Bah oui, il n’y a pas à dire, Charmed reste, à l’instar de Buffy, une bonne référence féministe au casting #TooFemale. Si vous aviez regardé sur M6, il est l’heure d’accorder une deuxième chance à la série, mais cette fois en VO : vous allez découvrir des dialogues très différents et extrêmement soignés, avec notamment de nombreuses références à l’œuvre Shakespearienne et un humour beaucoup plus travaillé que ce que nous avons vécu avec la VF très moyenne.

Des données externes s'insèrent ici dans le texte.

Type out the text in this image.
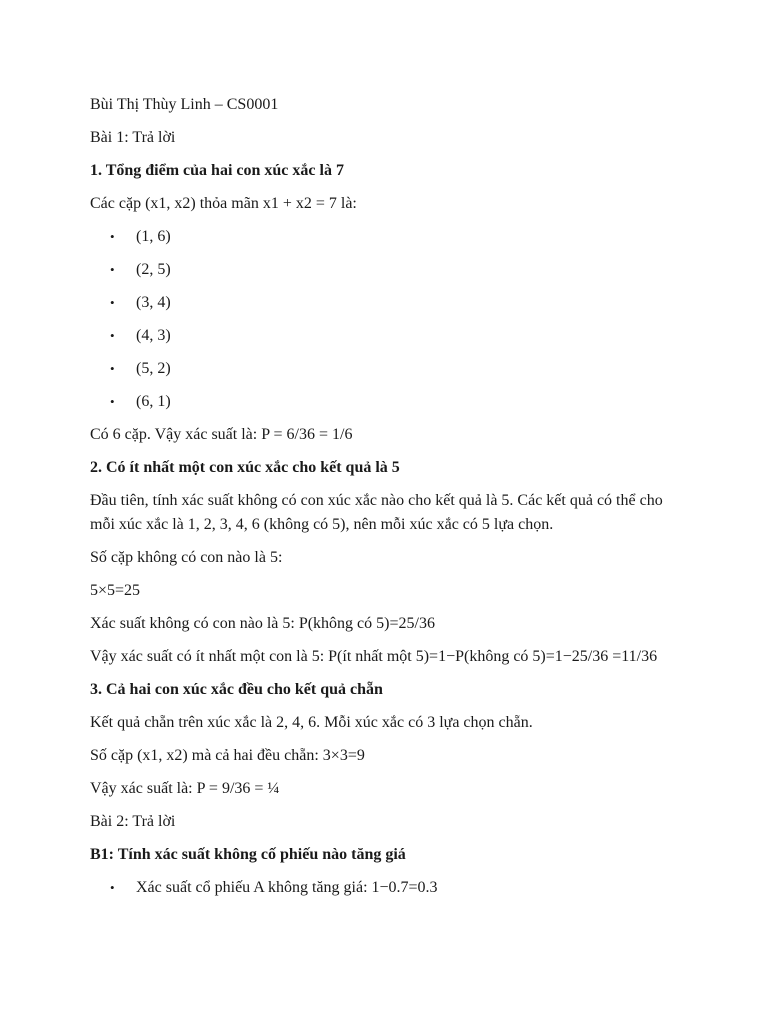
Bùi Thị Thùy Linh – CS0001

Bài 1: Trả lời

1. Tổng điểm của hai con xúc xắc là 7

Các cặp (x1, x2) thỏa mãn x1 + x2 = 7 là:

• (1, 6)
• (2, 5)
• (3, 4)
• (4, 3)
• (5, 2)
• (6, 1)

Có 6 cặp. Vậy xác suất là: P = 6/36 = 1/6

2. Có ít nhất một con xúc xắc cho kết quả là 5

Đầu tiên, tính xác suất không có con xúc xắc nào cho kết quả là 5. Các kết quả có thể cho mỗi xúc xắc là 1, 2, 3, 4, 6 (không có 5), nên mỗi xúc xắc có 5 lựa chọn.

Số cặp không có con nào là 5:

5×5=25

Xác suất không có con nào là 5: P(không có 5)=25/36

Vậy xác suất có ít nhất một con là 5: P(ít nhất một 5)=1−P(không có 5)=1−25/36 =11/36

3. Cả hai con xúc xắc đều cho kết quả chẵn

Kết quả chẵn trên xúc xắc là 2, 4, 6. Mỗi xúc xắc có 3 lựa chọn chẵn.

Số cặp (x1, x2) mà cả hai đều chẵn: 3×3=9

Vậy xác suất là: P = 9/36 = ¼

Bài 2: Trả lời

B1: Tính xác suất không cố phiếu nào tăng giá

• Xác suất cổ phiếu A không tăng giá: 1−0.7=0.3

L’histoire des trois sœurs Halliwell qui se découvrent sorcières et doivent alors combattre les démons tout en menant leur vie personnelle et (surtout) sentimentale n’a pas toujours été que féministe (et s’est perdu sur la question en cours de route, quand on voit certaines storylines d’un autre temps), mais c’est vite envoûtant !

Teachers

> Teachers

Comment ne pas parler dans cet article de l’excellente Teachers que j’ai découverte il y a un peu moins d’un mois ? Casting à 90% féminin, humour méta et personnages-types parfaitement maîtrisés et joués, c’est pour moi le must-see de cette liste si vous cherchez vraiment une série #TooFemale. Théoriquement, vous devriez rire pendant tout votre visionnage une fois entré dans l’humour de la série, dont je parle plus longuement par ici.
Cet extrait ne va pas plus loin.